Отбор уже шел, и через сито проскакивали только самые лучшие. Они преодолевали барьеры различных медкомиссий, экзаменов, тестов и учений. На каждом барьере происходил отсев, и те, кто прошел финальный курс, с гордостью носили свои крылышки. Бесконечный процесс отбора возобновлялся, когда летчики получали назначения в различные Командования. Это был довольно запутанный процесс. Иногда определенному Командованию требовалась специальность, которую училища не давали. Но в любом случае учитывались естественные способности и личные качества летчиков. Экипажам Берегового Командования предстояло проводить много часов в скучных полетах над однообразными волнами. Встреча с целью ждала их только в самом конце утомительного перелета. Поэтому здесь особенно ценились умелые штурмана, способные направлять самолет, не имея никаких ориентиров в течение долгого времени. Таким образом, штурмана, закончившие курс с наивысшими отметками, направлялись в Береговое Командование. От радистов требовалось умение быстро установить связь после нескольких часов радиомолчания. Пилоты отбирались по надежности, упрямству и выносливости, а не по пилотажным способностям.
Эти люди, закончившие разные летные школы, прибывали в Чивенор накануне начала нового учебного цикла и знакомились друг с другом в поезде перед конечной станцией.
— Направляешься в Чивенор, я полагаю?
— Да!
Пилоты не слишком беспокоились о подборе экипажа. Большинство из них вообще об этом не думало. Так или иначе, но за 2 месяца они подберут себе людей. Летали они довольно посредственно и потому не страдали комплексом превосходства. Они просто не рисковали кого—либо звать в состав своего экипажа. Большинство из них понимало, что очень многое будет зависеть от хорошего штурмана. Штурманы легко сходились с пилотами, завязывались дружеские отношения. И таким образом открывалась возможность какой—то внешней силе связать двух человек вместе.
Часто эта внешняя сила принимала обличье стрелка—радиста. Эти люди, как правило, имели более низкий образовательный и интеллектуальный уровень, чем пилоты и штурманы. Им не хватало образования или просто способности усвоить то, что делало летчика пилотом или штурманом.
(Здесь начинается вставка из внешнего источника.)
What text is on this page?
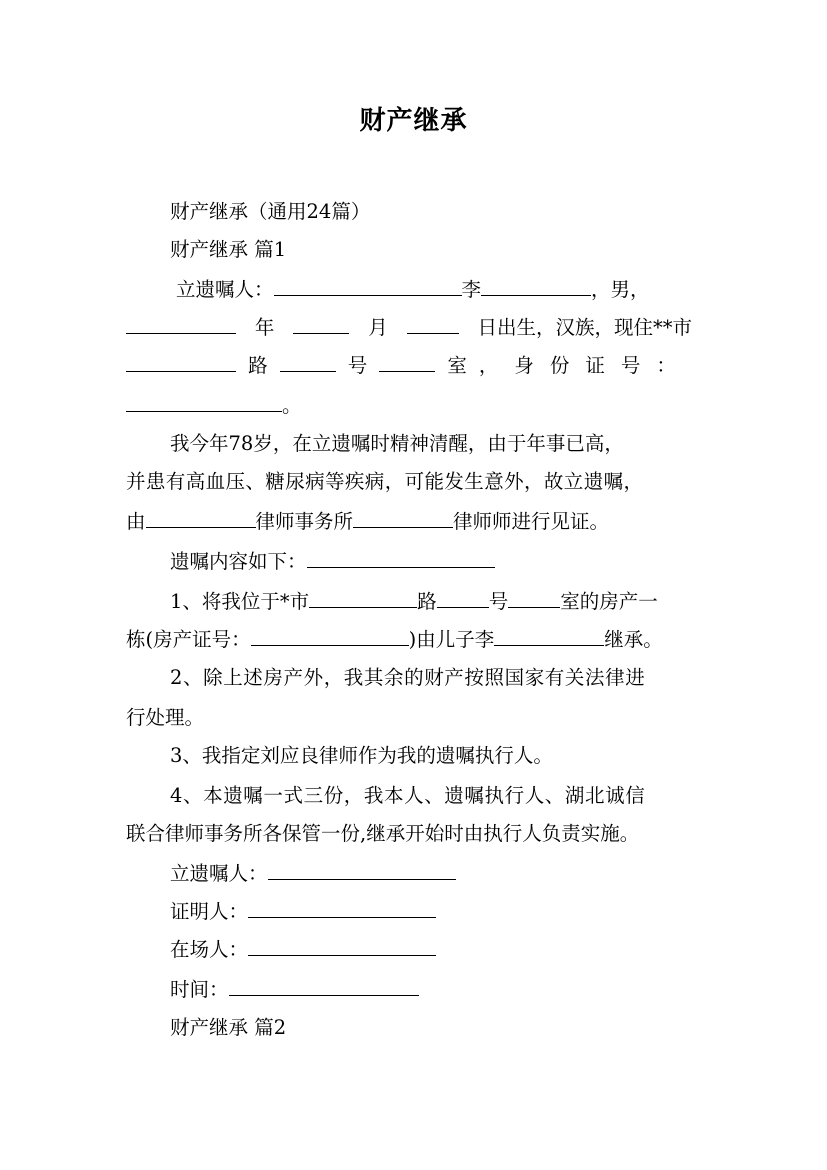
财产继承
财产继承（通用24篇）
财产继承 篇1
立遗嘱人：	李	，男，
年	月	日出生，汉族，现住**市
路	号	室 ，身份证号：
。
我今年78岁，在立遗嘱时精神清醒，由于年事已高，
并患有高血压、糖尿病等疾病，可能发生意外，故立遗嘱，
由	律师事务所	律师师进行见证。
遗嘱内容如下：
1、将我位于*市	路	号	室的房产一
栋(房产证号：	)由儿子李	继承。
2、除上述房产外，我其余的财产按照国家有关法律进
行处理。
3、我指定刘应良律师作为我的遗嘱执行人。
4、本遗嘱一式三份，我本人、遗嘱执行人、湖北诚信
联合律师事务所各保管一份,继承开始时由执行人负责实施。
立遗嘱人：
证明人：
在场人：
时间：
财产继承 篇2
Некоторые из них было просто слишком старыми, чтобы учиться на пилота. Другие отчаянно пытались заслужить заветное звание, но по каким—то причинам проваливались. А кто—то предпочитал ускоренные курсы стрелков—радистов долгому обучению на пилотских курсах. Такие боялись, что война закончится, прежде чем они успеют навоеваться. Но в целом роль стрелка—радиста была превосходной возможностью полетать для человека, обделенного некоторыми талантами.
Хотя стрелок и вверял свою жизнь другим и часто играл подчиненную роль, он тоже нес свою долю ответственности. Он хотел поступить в летчики и рвался летать. Его привлекало очарование полета, а крылышки КВВС казались магическим амулетом. Когда стрелок их получал, то возносился на неслыханную высоту. Конечно, он получал только одно крыло. Но лучше одно, чем вообще ничего. По крайней мере, кое—кто думает именно так.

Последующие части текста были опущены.